Minority Chief Whip, Fredrick Opare-Ansah, told Joy FM an illegality was being perpetrated on the people of Ghana the Minority will not be part of that.
He said it was unclear which document was before the House in respect of the creation of the constituencies – is it CI73 or CI77. “The reason why we walked out is precisely because it is not too clear to us which document is before Parliament,” he stated.
Mr Opare-Ansah said apart from the change in the name of the document laid before the House, the Minority also discovered that the date on which the CI was gazetted - August 16, 2012 – was different from the date it was laid before Parliament - August 15 – which is a clear contravention of provisions of the 1992 Constitution.

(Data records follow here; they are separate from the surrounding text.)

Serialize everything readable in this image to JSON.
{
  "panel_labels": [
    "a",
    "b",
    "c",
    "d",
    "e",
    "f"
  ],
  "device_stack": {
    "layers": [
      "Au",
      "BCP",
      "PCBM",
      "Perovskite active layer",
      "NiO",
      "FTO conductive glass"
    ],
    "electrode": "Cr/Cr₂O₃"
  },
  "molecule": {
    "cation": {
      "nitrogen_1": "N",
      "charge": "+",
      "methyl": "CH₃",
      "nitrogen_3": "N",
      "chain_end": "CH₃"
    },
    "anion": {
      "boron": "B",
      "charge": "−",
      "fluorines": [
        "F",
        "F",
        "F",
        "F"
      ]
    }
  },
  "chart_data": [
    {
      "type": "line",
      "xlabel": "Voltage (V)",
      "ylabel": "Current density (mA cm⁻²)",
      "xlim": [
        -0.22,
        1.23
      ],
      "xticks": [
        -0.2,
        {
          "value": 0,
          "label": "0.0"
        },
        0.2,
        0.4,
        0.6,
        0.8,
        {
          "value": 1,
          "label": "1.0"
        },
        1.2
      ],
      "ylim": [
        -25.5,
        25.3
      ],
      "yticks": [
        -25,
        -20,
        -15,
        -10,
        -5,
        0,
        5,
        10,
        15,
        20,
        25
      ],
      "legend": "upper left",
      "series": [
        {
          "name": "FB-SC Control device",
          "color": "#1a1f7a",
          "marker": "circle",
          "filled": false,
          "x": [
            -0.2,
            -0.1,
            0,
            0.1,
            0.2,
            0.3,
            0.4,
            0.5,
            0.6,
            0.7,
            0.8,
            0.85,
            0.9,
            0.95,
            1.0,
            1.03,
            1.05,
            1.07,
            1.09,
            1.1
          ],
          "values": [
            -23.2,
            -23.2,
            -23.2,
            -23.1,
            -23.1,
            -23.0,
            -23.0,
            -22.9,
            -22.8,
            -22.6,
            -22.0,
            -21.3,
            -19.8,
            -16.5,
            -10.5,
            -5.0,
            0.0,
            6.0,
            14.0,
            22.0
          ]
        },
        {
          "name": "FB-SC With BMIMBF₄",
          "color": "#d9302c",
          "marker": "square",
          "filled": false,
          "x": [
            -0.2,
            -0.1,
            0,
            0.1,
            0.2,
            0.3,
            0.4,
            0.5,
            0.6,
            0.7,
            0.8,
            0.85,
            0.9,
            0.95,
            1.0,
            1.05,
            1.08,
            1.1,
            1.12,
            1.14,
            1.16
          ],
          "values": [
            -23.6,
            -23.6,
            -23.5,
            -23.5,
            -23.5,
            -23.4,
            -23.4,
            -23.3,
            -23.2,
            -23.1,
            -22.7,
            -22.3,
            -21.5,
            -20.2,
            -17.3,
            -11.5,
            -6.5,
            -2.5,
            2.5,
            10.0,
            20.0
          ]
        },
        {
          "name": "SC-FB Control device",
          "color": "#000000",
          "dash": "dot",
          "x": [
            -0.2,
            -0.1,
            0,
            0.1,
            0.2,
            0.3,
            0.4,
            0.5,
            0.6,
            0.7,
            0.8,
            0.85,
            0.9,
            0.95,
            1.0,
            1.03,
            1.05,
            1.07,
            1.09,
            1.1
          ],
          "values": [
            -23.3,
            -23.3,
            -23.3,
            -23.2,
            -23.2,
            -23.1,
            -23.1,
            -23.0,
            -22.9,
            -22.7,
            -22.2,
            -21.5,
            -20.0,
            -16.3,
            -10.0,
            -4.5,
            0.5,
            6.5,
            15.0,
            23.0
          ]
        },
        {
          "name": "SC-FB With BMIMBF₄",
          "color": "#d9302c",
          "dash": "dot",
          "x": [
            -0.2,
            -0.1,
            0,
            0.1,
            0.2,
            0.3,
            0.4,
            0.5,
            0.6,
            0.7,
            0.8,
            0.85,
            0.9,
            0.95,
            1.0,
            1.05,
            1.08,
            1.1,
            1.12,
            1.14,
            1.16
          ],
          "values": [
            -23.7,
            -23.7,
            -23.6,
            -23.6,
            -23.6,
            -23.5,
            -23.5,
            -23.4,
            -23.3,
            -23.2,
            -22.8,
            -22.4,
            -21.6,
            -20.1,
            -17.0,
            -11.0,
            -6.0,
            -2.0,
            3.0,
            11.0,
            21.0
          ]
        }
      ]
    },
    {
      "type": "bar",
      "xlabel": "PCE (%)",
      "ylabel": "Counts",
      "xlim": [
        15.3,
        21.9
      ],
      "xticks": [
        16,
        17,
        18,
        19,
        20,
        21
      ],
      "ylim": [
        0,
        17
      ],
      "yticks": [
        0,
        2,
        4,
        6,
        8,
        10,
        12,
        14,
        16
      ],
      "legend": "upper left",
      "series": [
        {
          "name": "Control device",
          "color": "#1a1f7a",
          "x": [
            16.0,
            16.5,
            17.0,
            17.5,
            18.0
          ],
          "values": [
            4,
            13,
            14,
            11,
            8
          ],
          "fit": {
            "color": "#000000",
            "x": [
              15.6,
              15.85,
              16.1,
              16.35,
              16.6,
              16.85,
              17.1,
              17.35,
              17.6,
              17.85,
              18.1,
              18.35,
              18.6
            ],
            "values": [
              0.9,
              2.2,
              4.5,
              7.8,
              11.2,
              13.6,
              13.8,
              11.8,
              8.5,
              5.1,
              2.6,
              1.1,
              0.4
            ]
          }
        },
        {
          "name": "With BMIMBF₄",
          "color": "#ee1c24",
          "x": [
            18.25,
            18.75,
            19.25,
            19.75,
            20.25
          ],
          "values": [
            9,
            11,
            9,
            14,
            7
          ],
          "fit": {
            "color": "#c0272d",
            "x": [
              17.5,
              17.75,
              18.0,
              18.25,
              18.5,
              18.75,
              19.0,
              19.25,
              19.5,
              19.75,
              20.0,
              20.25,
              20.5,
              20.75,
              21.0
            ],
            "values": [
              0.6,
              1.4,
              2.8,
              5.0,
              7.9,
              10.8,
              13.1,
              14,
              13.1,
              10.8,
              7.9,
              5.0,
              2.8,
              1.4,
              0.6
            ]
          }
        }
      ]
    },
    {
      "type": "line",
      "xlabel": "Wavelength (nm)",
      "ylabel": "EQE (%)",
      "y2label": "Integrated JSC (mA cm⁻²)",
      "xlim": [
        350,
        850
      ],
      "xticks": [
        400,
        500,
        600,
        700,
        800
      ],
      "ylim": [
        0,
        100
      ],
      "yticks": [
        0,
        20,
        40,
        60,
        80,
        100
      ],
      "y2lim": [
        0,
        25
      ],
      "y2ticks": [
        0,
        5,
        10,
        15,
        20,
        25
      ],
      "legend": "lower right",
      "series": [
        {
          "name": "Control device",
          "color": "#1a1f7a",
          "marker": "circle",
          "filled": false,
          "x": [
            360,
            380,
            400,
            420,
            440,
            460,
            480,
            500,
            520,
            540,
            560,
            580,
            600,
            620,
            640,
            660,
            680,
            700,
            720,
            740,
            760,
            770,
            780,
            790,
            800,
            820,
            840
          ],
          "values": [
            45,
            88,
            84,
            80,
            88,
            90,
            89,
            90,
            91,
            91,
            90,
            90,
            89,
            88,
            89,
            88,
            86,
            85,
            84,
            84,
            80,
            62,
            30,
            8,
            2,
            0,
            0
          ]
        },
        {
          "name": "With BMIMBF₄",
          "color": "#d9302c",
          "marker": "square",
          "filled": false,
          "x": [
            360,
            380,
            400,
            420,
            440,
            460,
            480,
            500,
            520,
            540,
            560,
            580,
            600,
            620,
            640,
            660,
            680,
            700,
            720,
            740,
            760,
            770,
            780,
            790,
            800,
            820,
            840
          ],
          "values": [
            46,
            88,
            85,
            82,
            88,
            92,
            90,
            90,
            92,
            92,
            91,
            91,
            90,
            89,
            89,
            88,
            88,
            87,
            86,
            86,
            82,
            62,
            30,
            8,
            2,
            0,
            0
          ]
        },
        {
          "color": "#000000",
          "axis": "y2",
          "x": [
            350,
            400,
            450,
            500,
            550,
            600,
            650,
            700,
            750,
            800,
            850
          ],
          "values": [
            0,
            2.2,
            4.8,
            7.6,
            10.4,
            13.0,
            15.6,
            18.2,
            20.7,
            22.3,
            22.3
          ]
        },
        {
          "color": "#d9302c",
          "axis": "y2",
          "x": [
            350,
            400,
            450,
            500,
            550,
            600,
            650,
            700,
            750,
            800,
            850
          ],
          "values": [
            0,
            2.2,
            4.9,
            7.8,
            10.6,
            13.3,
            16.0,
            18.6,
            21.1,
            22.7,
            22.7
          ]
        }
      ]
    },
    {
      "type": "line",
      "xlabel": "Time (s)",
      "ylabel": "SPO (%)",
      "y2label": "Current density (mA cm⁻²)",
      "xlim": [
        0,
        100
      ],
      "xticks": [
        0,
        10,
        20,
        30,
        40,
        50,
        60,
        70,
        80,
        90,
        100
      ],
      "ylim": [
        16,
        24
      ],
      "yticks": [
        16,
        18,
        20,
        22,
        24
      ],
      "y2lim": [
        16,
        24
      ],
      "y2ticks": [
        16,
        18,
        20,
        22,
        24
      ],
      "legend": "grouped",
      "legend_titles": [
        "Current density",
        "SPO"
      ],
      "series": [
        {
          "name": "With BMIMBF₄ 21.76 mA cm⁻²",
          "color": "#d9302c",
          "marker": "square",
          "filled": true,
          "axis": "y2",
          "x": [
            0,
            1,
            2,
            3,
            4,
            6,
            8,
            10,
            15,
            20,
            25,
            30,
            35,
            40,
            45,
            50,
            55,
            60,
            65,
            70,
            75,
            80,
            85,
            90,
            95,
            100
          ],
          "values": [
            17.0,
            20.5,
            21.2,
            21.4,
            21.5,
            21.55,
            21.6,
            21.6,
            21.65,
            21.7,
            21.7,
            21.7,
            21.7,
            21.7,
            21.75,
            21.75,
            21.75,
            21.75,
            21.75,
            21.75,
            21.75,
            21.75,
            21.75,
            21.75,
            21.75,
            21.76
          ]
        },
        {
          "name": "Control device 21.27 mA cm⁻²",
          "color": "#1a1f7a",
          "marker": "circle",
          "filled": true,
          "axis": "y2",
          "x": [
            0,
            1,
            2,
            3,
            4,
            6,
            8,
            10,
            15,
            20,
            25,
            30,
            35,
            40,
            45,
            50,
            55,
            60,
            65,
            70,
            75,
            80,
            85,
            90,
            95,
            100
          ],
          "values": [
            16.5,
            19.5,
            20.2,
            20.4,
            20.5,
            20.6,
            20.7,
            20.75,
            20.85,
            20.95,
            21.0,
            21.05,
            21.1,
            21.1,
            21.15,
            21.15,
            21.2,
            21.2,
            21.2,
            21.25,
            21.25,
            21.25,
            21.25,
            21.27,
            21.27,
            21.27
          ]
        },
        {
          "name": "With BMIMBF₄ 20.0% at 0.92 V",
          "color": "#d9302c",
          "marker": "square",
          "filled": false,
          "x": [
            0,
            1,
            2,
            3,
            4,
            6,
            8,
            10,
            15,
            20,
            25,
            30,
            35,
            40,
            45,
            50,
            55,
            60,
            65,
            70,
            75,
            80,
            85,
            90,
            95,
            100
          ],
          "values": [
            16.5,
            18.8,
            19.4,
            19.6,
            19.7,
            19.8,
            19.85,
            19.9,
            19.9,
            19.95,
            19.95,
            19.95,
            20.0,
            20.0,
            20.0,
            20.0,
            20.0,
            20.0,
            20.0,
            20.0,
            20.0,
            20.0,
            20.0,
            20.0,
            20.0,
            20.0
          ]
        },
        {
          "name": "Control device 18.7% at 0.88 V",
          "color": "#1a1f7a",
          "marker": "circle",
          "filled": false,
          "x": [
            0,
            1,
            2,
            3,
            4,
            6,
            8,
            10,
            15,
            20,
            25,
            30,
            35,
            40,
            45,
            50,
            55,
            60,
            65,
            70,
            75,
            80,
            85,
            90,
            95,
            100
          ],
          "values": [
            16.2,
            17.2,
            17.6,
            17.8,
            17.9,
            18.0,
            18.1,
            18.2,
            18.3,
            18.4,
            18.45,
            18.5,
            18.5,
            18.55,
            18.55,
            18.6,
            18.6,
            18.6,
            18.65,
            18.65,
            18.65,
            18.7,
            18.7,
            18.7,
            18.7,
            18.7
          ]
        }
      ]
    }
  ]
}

Quoting Article 11(7)(b) which states that “Any Order, Rule or Regulation made by a person or authority under a power conferred by this Constitution or any other law shall be published in the Gazette on the day it is laid before Parliament,” Mr Ansah said it was curious that this clear breach of the constitution was being treated as a trivial matter by a law making body.
He said if care was not taken, a day would come when bills laid before Parliament would come out fundamentally from was initially intended and the excuse would be that the differences are minimal.
But Majority Leader Cletus Avoka insisted the Minority were blowing the issues out of proportion.
He explained that “we discovered that the provisions in the CI73 were in conflict with an earlier Supreme Court ruling so we decided to discard that one by way of withdrawing it and then laying a corrected CI.”
Mr Avoka said when the amended CI was sent to the Assembly Press to be gazetted in accordance with the constitution, “they discovered that they cannot use the same CI73 that has been withdrawn from the records and, therefore, the current number they gave it as far as 15 August is concerned is CI77 but bearing the same title.”
He insisted the subject is the same and there were no changes in the content of the instrument as claimed by the Minority.